If you are anything like me, reading this might put you into overwhelm. I don’t know how to solve a problem this big. I don’t want to live without machines (seriously!!!) – and unlike many of my friends, I have zero desire to even visit a traditional African village, let alone live in one. (Born and raised in giant cities, I find towns with populations under 100,000 a little intimidating.)
I don’t want to live in a machine-culture-induced zombie apocalypse, either. I don’t want to have to live life at the speed of a locomotive.
I don’t have an answer for the whole problem – but I do have ideas for how we can change our own lives, a little bit at a time, to (hopefully) find a blend of both the traditional and modern worlds. Try one out this week:
- Get familiar with the current lunar phase. Not by looking it up online, but by going outside sometime each evening and locating the moon.

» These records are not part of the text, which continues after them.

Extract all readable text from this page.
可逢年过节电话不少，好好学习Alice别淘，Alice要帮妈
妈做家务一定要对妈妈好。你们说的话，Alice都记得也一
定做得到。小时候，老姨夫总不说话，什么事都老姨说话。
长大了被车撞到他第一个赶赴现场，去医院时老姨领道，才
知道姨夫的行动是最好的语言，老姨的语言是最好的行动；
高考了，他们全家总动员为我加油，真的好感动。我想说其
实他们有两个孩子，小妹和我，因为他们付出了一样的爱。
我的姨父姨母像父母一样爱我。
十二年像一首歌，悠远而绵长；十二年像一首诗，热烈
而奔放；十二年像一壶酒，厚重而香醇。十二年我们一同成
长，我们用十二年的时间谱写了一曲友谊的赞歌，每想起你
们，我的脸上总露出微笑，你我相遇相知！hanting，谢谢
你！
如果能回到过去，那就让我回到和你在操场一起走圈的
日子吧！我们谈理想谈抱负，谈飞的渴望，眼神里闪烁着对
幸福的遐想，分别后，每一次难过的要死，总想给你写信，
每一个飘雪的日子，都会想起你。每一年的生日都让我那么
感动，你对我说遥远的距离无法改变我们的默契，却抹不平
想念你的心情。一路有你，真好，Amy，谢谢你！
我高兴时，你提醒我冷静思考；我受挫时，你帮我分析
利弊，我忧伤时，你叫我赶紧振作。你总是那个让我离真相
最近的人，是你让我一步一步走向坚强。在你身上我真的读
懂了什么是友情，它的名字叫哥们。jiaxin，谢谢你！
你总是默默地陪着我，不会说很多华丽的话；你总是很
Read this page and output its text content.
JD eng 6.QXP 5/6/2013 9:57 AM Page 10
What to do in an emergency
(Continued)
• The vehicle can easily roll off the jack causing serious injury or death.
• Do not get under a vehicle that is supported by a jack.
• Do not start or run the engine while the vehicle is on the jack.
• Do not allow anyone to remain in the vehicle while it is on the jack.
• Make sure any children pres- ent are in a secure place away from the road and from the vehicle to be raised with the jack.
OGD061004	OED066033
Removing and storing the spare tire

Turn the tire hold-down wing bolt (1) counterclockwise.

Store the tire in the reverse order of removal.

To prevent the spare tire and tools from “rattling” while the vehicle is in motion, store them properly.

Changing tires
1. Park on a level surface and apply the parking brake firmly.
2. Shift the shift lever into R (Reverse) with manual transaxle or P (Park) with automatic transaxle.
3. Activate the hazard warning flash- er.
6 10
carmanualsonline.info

- Only use one machine at a time – while driving, turn off the radio, your phone, your iPod. While working on your computer, keep the minimal numbers of windows open at once.
- Take a full tech break for a day – no computer, TV, radio, internet, and phone. (I know this is a challenging one. For more inspiration, download this PDF guide I created with another beautiful and compelling quote from Some.)
- Cancel all non-essential plans this week and rest more.
- Get outside for at least 10 minutes every day and just be (or walk, if you can’t stand it) – zero technology involved.
- Limit your technology hours – maybe 7AM to 10PM – and remove all electronics from your bedroom.
- Sleep more.
- Take ten minutes out of every hour you spend in front of a screen and get outside.